Changes in Cholesterol and Indirect Parameters of Insulin Resistance Among the Study Cohort

Marker	Rosuvastatin, 5 mg (n = 20)				Control (n = 15)
	Median (IQR)			P valuea	Median (IQR)			P value
	Baseline	Follow-up	Between-visit difference		Baseline	Follow-up	Between-visit difference
LDL-C, mg/dL	209 (189-267)	124 (112-144)	−77 (−105 to −69)	<.001	174 (160-193)	170 (164-188)	−4 (−21 to 8)	.21
Total cholesterol, mg/dL	292 (266-341)	191 (177-219)	−87 (−122 to −70)	<.001	255 (234-264)	247 (236-257)	−12 (−15 to 2)	.16
Insulin, μIU/mL	7.6 (3.2-11.0)	7.2 (4.8-12.0)	0 (−3.5 to 3.3)	.87	3.3 (2.4-13.9)	5.9 (3.2-12)	0 (−4.4 to 2.2)	.93
Glucose, mg/dL	84 (80-87)	83 (81-85)	0 (−2 to 4)	.90	79 (77-83)	83 (78-87)	4 (−2 to 5)	.35
HOMA-IR	1.5 (0.63-2.1)	1.4 (0.9-2.5)	0.1 (−0.8 to 0.7)	.97	0.75 (0.47-2.80)	1.1 (0.62-2.4)	0 (−0.8 to 0.5)	>.99
HbA1c, %	5.3 (5.2-5.4)	5.2 (5.1-5.4)	0 (−0.2 to 0.1)	.46	5.2 (5.1-5.3)	5.3 (5.0-5.3)	0.1 (−0.1 to 0.2)	.44

Abbreviations: HbA1c, hemoglobin A1c; HOMA-IR, homeostasis model assessment of insulin resistance index; LDL-C, low-density lipoprotein cholesterol.

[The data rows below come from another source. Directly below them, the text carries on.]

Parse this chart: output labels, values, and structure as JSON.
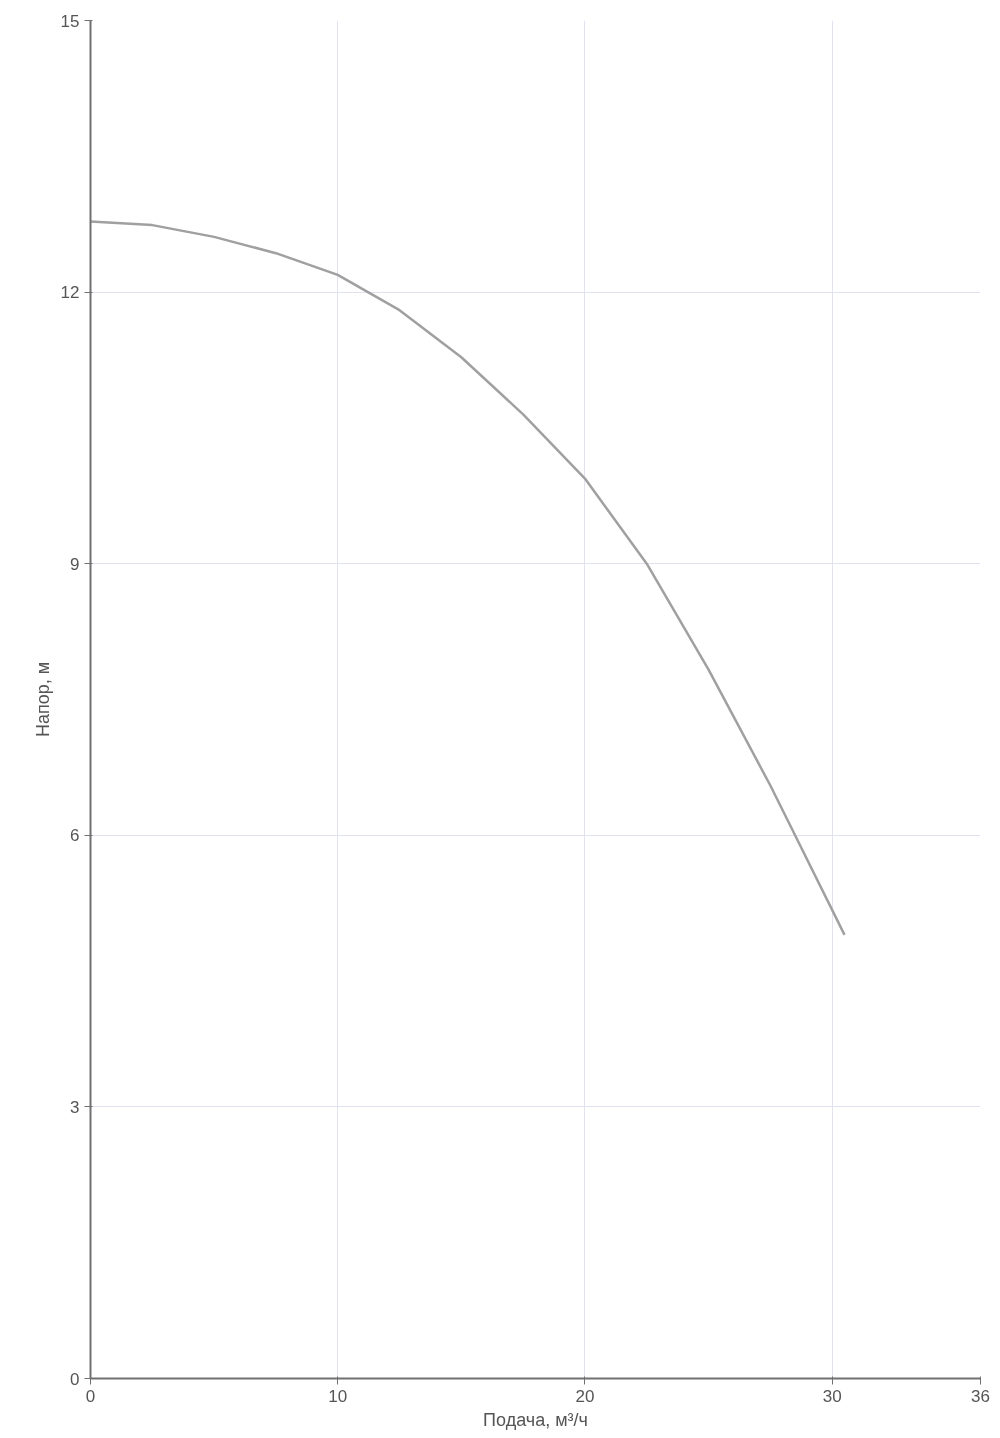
{
  "chart_data": {
    "type": "line",
    "xlabel": "Подача, м³/ч",
    "ylabel": "Напор, м",
    "xlim": [
      0,
      36
    ],
    "xticks": [
      0,
      10,
      20,
      30,
      36
    ],
    "ylim": [
      0,
      15
    ],
    "yticks": [
      0,
      3,
      6,
      9,
      12,
      15
    ],
    "grid": true,
    "marker": "none",
    "line_style": "solid",
    "series": [
      {
        "color": "#a0a0a0",
        "x": [
          0,
          2.5,
          5,
          7.5,
          10,
          12.5,
          15,
          17.5,
          20,
          22.5,
          25,
          27.5,
          28.5,
          30.5
        ],
        "values": [
          12.78,
          12.74,
          12.61,
          12.43,
          12.19,
          11.8,
          11.28,
          10.65,
          9.94,
          9.0,
          7.83,
          6.55,
          6.0,
          4.9
        ]
      }
    ]
  }
}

P values were calculated for between-visit differences among groups. SI conversion factors: To convert LDL-C to millimoles per liter, multiply by 0.0259; to convert total cholesterol to picomoles per liter, multiply by 6.945; to convert glucose to millimoles per liter, multiply by 0.0555; and to convert HbA1c to proportion of total hemoglobin, multiply by 0.01.

Figure.

Association of Rosuvastatin Treatment and Nontreatment With Changes in Insulin Markers Among the Study Cohort

HOMA-IR indicates homeostasis model assessment of insulin resistance index; LDL-C, low-density lipoprotein cholesterol. To convert LDL-C to millimoles per liter, multiply by 0.0259.

Discussion

Children with FH who sustain a lifelong reduction in LDL-C with LLT have a lower risk of cardiovascular disease.[1,2,4] In this cohort study, substantial reductions in LDL-C among children and adolescents taking rosuvastatin were not accompanied by increased fasting glucose, fasting insulin, HOMA-IR, and HbA1c levels after 7 months. In contrast, studies of adults suggest that changes can be observed 10 weeks after statin initiation.[6]

Study limitations include the small sample size, short follow-up, low rosuvastatin dose, and lack of data on family history and pubertal status. Short-term treatment with rosuvastatin was not associated with changes in insulin resistance markers in this cohort of children with FH.